The Blue Rose data that David Shor presented on the Ezra Klein Show a few months ago is somewhat different in its specifics, but broadly aligns with Catalist’s top line conclusions.
It's a banal observation, but focusing solely on minority demographic groups is not a winning strategy in a democracy, because they are not a majority. And minority groups cannot be added together to create a majority, because as the Catalist report makes clear, many people in different minority demographic groups overlap.

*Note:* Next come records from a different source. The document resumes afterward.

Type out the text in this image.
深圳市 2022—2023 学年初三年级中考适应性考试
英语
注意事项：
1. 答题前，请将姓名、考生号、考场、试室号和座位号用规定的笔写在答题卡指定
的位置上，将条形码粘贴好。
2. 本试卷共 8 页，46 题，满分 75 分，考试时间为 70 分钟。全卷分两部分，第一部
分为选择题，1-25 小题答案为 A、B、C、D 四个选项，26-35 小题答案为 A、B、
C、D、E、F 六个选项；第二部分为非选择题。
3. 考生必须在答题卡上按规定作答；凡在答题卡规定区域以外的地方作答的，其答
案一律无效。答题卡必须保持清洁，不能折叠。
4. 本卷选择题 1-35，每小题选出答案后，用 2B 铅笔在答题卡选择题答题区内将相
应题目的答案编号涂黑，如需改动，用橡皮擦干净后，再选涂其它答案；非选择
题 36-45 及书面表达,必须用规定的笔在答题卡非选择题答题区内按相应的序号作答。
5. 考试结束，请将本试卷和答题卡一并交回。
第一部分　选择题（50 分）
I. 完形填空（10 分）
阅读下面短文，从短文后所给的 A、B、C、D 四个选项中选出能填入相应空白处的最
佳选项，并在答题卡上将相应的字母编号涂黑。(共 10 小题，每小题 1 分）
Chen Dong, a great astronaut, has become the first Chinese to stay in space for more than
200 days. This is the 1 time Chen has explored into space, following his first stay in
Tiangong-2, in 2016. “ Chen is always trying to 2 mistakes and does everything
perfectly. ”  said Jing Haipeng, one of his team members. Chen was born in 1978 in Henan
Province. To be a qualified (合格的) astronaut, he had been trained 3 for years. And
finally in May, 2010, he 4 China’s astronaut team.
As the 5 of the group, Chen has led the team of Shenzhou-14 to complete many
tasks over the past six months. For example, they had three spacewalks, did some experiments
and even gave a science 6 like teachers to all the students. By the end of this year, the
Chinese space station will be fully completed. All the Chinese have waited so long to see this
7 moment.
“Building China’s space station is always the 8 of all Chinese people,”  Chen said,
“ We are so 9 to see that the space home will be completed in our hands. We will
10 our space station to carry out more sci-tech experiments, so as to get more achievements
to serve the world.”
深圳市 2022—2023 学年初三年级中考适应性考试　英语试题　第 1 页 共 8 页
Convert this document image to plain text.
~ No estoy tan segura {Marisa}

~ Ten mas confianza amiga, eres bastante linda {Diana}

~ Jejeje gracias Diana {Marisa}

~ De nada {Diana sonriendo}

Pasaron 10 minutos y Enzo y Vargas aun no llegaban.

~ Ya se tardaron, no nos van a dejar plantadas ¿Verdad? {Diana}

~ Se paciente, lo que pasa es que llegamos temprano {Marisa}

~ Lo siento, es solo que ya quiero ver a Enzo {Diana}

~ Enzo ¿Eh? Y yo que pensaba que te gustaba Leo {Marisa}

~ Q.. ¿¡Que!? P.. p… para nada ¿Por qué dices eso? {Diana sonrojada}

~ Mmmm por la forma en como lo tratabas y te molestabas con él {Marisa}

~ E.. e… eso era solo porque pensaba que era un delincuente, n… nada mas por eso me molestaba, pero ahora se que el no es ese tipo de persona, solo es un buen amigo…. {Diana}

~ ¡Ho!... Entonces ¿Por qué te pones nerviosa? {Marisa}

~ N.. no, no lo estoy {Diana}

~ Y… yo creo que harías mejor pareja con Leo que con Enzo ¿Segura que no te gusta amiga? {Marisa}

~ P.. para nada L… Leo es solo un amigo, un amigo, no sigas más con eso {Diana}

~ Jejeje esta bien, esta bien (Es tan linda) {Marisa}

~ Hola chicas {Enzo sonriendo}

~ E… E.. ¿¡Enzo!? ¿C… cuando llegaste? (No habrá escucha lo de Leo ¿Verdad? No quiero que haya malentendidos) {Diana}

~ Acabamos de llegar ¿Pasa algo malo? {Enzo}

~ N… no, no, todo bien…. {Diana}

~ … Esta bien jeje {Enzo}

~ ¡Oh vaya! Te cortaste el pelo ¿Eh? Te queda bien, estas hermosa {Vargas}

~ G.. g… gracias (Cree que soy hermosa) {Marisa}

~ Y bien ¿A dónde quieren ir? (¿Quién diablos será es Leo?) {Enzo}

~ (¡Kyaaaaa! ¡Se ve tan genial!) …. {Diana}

"Joe Biden greatly improved [Covid] things once he took over."
One (not the only) ways that Biden disappointed was that he did NOT dramatically improve on Trump's handling except for not having those ridiculous press conferences. Did CDC finally start giving individuals and public policy makers information to make better more cost effective decisions? Did retaining international travel restrictions and testing to fly make any sense by then if ever? If Biden really DID do something better why wasn't it mentioned in the campaign?